Maar er is een taboe waar je weinig over hoort en dat ook niet in gangbare taboe-overzichten voorkomt. Dat taboe heet intelligentie. Het interessante is dat dit taboe vooral leeft onder intelligente mensen. Iemand met een meer dan gemiddelde intelligentie praat niet graag – althans niet in gelijkgestemd gezelschap – over intelligentie. In ieder geval niet over de eigen intelligentie, laat staan dat diegene zijn of haar IQ zal prijsgeven. Want stel je voor dat iemand uit je vrienden- of kennissenkring of, nog erger, je collegiale kring net een paar puntjes of misschien wel enkele tientallen punten hoger scoort. Dan is het voorgoed gedaan met je imago als de intellectueel of het brein van het gezelschap.
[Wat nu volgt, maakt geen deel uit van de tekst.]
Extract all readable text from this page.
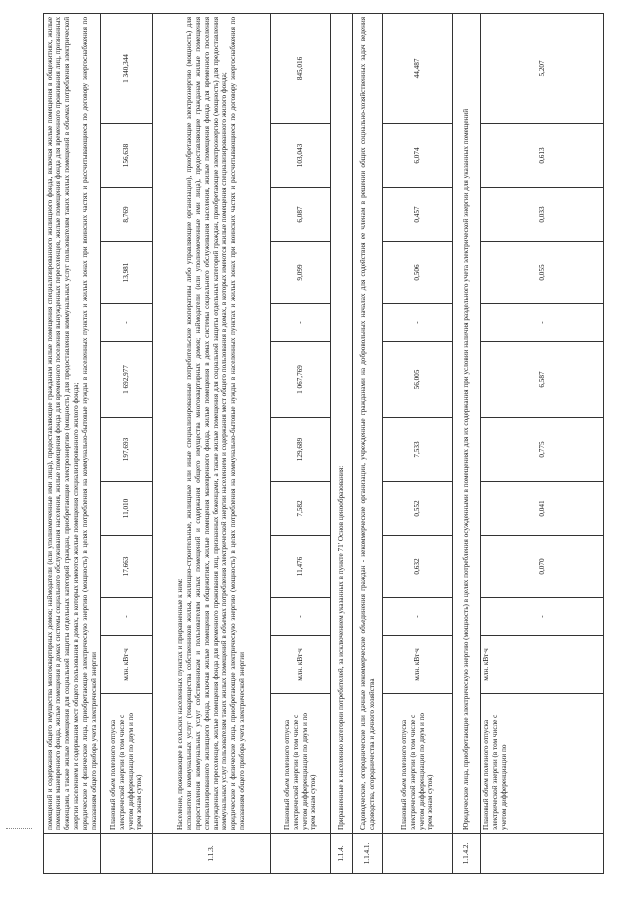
	помещений и содержания общего имущества многоквартирных домов; наймодатели (или уполномоченные ими лица), предоставляющие гражданам жилые помещения специализированного жилищного фонда, включая жилые помещения в общежитиях, жилые помещения маневренного фонда, жилые помещения в домах системы социального обслуживания населения, жилые помещения фонда для временного поселения вынужденных переселенцев, жилые помещения фонда для временного проживания лиц, признанных беженцами, а также жилые помещения для социальной защиты отдельных категорий граждан, приобретающие электроэнергию (мощность) для предоставления коммунальных услуг пользователям таких жилых помещений в объемах потребления электрической энергии населением и содержания мест общего пользования в домах, в которых имеются жилые помещения специализированного жилого фонда; юридические и физические лица, приобретающие электрическую энергию (мощность) в целях потребления на коммунально-бытовые нужды в населенных пунктах и жилых зонах при воинских частях и рассчитывающиеся по договору энергоснабжения по показаниям общего прибора учета электрической энергии											

	Плановый объем полезного отпуска электрической энергии (в том числе с учетом дифференциации по двум и по трем зонам суток)	млн. кВт∙ч	-	17,663	11,010	197,693	1 692,977	-	13,981	8,769	156,638	1 340,344
1.1.3.	Население, проживающее в сельских населенных пунктах и приравненные к ним: исполнители коммунальных услуг (товарищества собственников жилья, жилищно-строительные, жилищные или иные специализированные потребительские кооперативы либо управляющие организации), приобретающие электроэнергию (мощность) для предоставления коммунальных услуг собственникам и пользователям жилых помещений и содержания общего имущества многоквартирных домов; наймодатели (или уполномоченные ими лица), предоставляющие гражданам жилые помещения специализированного жилищного фонда, включая жилые помещения в общежитиях, жилые помещения маневренного фонда, жилые помещения в домах системы социального обслуживания населения, жилые помещения фонда для временного поселения вынужденных переселенцев, жилые помещения фонда для временного проживания лиц, признанных беженцами, а также жилые помещения для социальной защиты отдельных категорий граждан, приобретающие электроэнергию (мощность) для предоставления коммунальных услуг пользователям таких жилых помещений в объемах потребления электрической энергии населением и содержания мест общего пользования в домах, в которых имеются жилые помещения специализированного жилого фонда; юридические и физические лица, приобретающие электрическую энергию (мощность) в целях потребления на коммунально-бытовые нужды в населенных пунктах и жилых зонах при воинских частях и рассчитывающиеся по договору энергоснабжения по показаниям общего прибора учета электрической энергии											

	Плановый объем полезного отпуска электрической энергии (в том числе с учетом дифференциации по двум и по трем зонам суток)	млн. кВт∙ч	-	11,476	7,582	129,689	1 067,769	-	9,099	6,087	103,043	845,016
1.1.4.	Приравненные к населению категории потребителей, за исключением указанных в пункте 71' Основ ценообразования:											
1.1.4.1.	Садоводческие, огороднические или дачные некоммерческие объединения граждан - некоммерческие организации, учрежденные гражданами на добровольных началах для содействия ее членам в решении общих социально-хозяйственных задач ведения садоводства, огородничества и дачного хозяйства											
	Плановый объем полезного отпуска электрической энергии (в том числе с учетом дифференциации по двум и по трем зонам суток)	млн. кВт∙ч	-	0,632	0,552	7,533	56,005	-	0,506	0,457	6,074	44,487
1.1.4.2.	Юридические лица, приобретающие электрическую энергию (мощность) в целях потребления осужденными в помещениях для их содержания при условии наличия раздельного учета электрической энергии для указанных помещений											
	Плановый объем полезного отпуска электрической энергии (в том числе с учетом дифференциации по	млн. кВт∙ч	-	0,070	0,041	0,775	6,587	-	0,055	0,033	0,613	5,207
‘Ja, maar je IQ kun je nooit precies weten’, hoor ik u al aanvoeren. ‘Een IQ-test is maar een momentopname’. Kan wel zijn, maar een goede IQ-test geeft wel degelijk een indicatie. Wanneer uit een dergelijke test komt dat iemand een IQ van 121 heeft, dan kan dat in werkelijkheid misschien 117 of 126 zijn, maar dan heb je de marges toch echt wel gehad. Dan heb je in de verste verte niet het IQ van Stephen Hawking, ook al was je ten tijde van de test nog zo stomdronken of doodziek.

Wat je vooral niet moet doen, is een IQ verzinnen of je slimmer proberen voor te doen dan je bent, want een beetje intellectueel weet toch wel ongeveer het niveau van iemand anders in te schatten, zeker als hij of zij diegene enigszins kent. En wat als je gevraagd wordt het bewijs op papier te tonen?

Nee. Je IQ, dat is je grote geheim. Dat hou je letterlijk en figuurlijk onder de pet. Hoe kan een schranderik dan toch laten blijken dat hij of zij een IQ-streepje voor heeft op de rest? Door er met omweggetjes aan te refereren, bijvoorbeeld door op te scheppen over opleidingsniveau of maatschappelijke prestaties. Moeilijke woorden bezigen is ook een geliefde methode.

Maar jammer genoeg kunnen hier heel andere factoren een grotere rol hebben gespeeld, zoals doorzettingsvermogen, commercieel talent, vriendjespolitiek, brutaliteit en geluk. Je opleidingsniveau kun je – ook al ben je niet zo slim – stukje bij beetje opkrikken, gewoon door flink en langdurig door te blokken.

Maar je IQ opvijzelen? Met geen pil ter wereld. Dat zit vastgebakken in je hersenen. Het maakt deel uit van je gestel, net zoals je persoonlijkheid, je schoenmaat of de kleur van je ogen.

Wat mijn IQ is? U hebt dit stukje toch wel goed gelezen?